SRS_callsBootCI <- bootstrapCI1(SRS_calls, nsim=1000)

hist(SRS_callsBootCI)

qqnorm(SRS_callsBootCI)

It is similarly close to normal and has the same right skew.

(e) Compare the bootstrap standard errors for your two sets of resamples. Why is it larger for the smaller SRS?

std.er_callsBoot <- sd(callsBootCI)/sqrt(80)
std.er_callsBoot
## [1] 4.16038
std.er_SRScallsBoot <- sd(SRS_callsBootCI)/sqrt(10)
std.er_SRScallsBoot
## [1] 8.85995

It is larger for the smaller SRS because it has a smaller sample size. Since each sample mean is derived from a smaller number of individual values, there will be more variation among boostrapped sample means. Standard error is calculated by dividing the sd of a sample by the square root of the sample size. A small sample size makes the denominator smaller which makes the output bigger.

Problem 5

(a) Examine the data graphically with a boxplot. Does it seem reasonable to use standard t procedures?

setwd("H:/MATH239")
nspines <- read.csv("nspines.csv", header = TRUE)
boxplot(nspines$dbh ~ nspines$ns, xlab = "Region", ylab = "DBH")

It appears that the northern region is heavily skewed to the right, whereas the southern region is heavily skewed to the left. Each group has a sample size of 30 which is the bare minimum to employ the central limit theorem. However, given the sample size being barely large enough, and the heavy skew of both groups, it would be much better to use bootstrapping.

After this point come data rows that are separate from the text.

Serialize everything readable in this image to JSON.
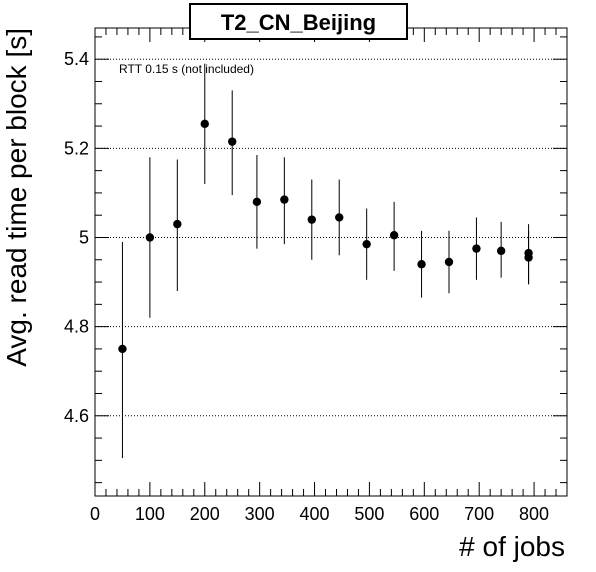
{
  "chart_data": {
    "type": "scatter",
    "title": "T2_CN_Beijing",
    "xlabel": "# of jobs",
    "ylabel": "Avg. read time per block [s]",
    "annotation": "RTT 0.15 s (not included)",
    "xlim": [
      0,
      860
    ],
    "ylim": [
      4.42,
      5.47
    ],
    "x_ticks": [
      0,
      100,
      200,
      300,
      400,
      500,
      600,
      700,
      800
    ],
    "y_ticks": [
      4.6,
      4.8,
      5,
      5.2,
      5.4
    ],
    "y_tick_labels": [
      "4.6",
      "4.8",
      "5",
      "5.2",
      "5.4"
    ],
    "grid": "horizontal dotted",
    "series": [
      {
        "points": [
          {
            "x": 50,
            "y": 4.75,
            "err_low": 4.505,
            "err_high": 4.99
          },
          {
            "x": 100,
            "y": 5.0,
            "err_low": 4.82,
            "err_high": 5.18
          },
          {
            "x": 150,
            "y": 5.03,
            "err_low": 4.88,
            "err_high": 5.175
          },
          {
            "x": 200,
            "y": 5.255,
            "err_low": 5.12,
            "err_high": 5.39
          },
          {
            "x": 250,
            "y": 5.215,
            "err_low": 5.095,
            "err_high": 5.33
          },
          {
            "x": 295,
            "y": 5.08,
            "err_low": 4.975,
            "err_high": 5.185
          },
          {
            "x": 345,
            "y": 5.085,
            "err_low": 4.985,
            "err_high": 5.18
          },
          {
            "x": 395,
            "y": 5.04,
            "err_low": 4.95,
            "err_high": 5.13
          },
          {
            "x": 445,
            "y": 5.045,
            "err_low": 4.96,
            "err_high": 5.13
          },
          {
            "x": 495,
            "y": 4.985,
            "err_low": 4.905,
            "err_high": 5.065
          },
          {
            "x": 545,
            "y": 5.005,
            "err_low": 4.925,
            "err_high": 5.08
          },
          {
            "x": 595,
            "y": 4.94,
            "err_low": 4.865,
            "err_high": 5.015
          },
          {
            "x": 645,
            "y": 4.945,
            "err_low": 4.875,
            "err_high": 5.015
          },
          {
            "x": 695,
            "y": 4.975,
            "err_low": 4.905,
            "err_high": 5.045
          },
          {
            "x": 740,
            "y": 4.97,
            "err_low": 4.91,
            "err_high": 5.035
          },
          {
            "x": 790,
            "y": 4.965,
            "err_low": 4.895,
            "err_high": 5.03
          },
          {
            "x": 790,
            "y": 4.955,
            "err_low": 4.895,
            "err_high": 5.015
          }
        ]
      }
    ]
  }
}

(b) Calculate our observed statistic

nspines_north <- nspines[1:30,]
nspines_south <- nspines[31:60,]
north_mean <- mean(nspines_north$dbh)
south_mean <- mean(nspines_south$dbh)
north_mean - south_mean
## [1] -10.83333

(c) Bootstrap the difference in means and look at the bootstrap distribution.

bootstrapCI2 <- function(data1, data2, nsim){
  n1 <- length(data1)
  n2 <- length(data2)
  
  bootCI2 <- c()
  
  for(i in 1:nsim){
    bootSamp1 <- sample(1:n1, n1, replace=TRUE) 
    bootSamp2 <- sample(1:n2, n2, replace=TRUE)
    thisXbar <- mean(data1[bootSamp1])-mean(data2[bootSamp2])
    bootCI2 <- c(bootCI2, thisXbar) 
  }
  
  return(bootCI2)
}

nspinesBootCI2 <- bootstrapCI2(nspines_north$dbh, nspines_south$dbh, nsim=10000)
hist(nspinesBootCI2)

(d) Calculate the quantile and hybrid confidence intervals.

quantile(nspinesBootCI2, c(.025, .975))
##       2.5%      97.5% 
## -18.736833  -2.916667
se <- sd(nspinesBootCI2)
mean(north_mean)-mean(south_mean)+c(-1,1)*qt(.975, df=58)*se
## [1] -19.038557  -2.628109

(e) Comment on whether the conditions for the hybrid method are met. Do you beleive this interval would be reliable?

north_mean - south_mean # test statistic
## [1] -10.83333
mean(nspinesBootCI2) # CI mean
## [1] -10.86894
qqnorm(nspinesBootCI2)

Since the test statistic is close to the bootstrap mean (which indicates low bias) and the bootstrap distribution is approximately normal, the hybrid method should be reliable.

(f) Compare the bootstrap results with the usual two-sample t confidence interval. How do the intervals differ? Which would you use?

t.test(nspines_north$dbh, nspines_south$dbh)
## 
##  Welch Two Sample t-test
## 
## data:  nspines_north$dbh and nspines_south$dbh
## t = -2.6286, df = 55.725, p-value = 0.01106
## alternative hypothesis: true difference in means is not equal to 0
## 95 percent confidence interval:
##  -19.090199  -2.576468
## sample estimates:
## mean of x mean of y 
##  23.70000  34.53333

The bootstrap CI is smaller which indicates that it is a more precise interval. Therefore, I would use the bootstrap interval.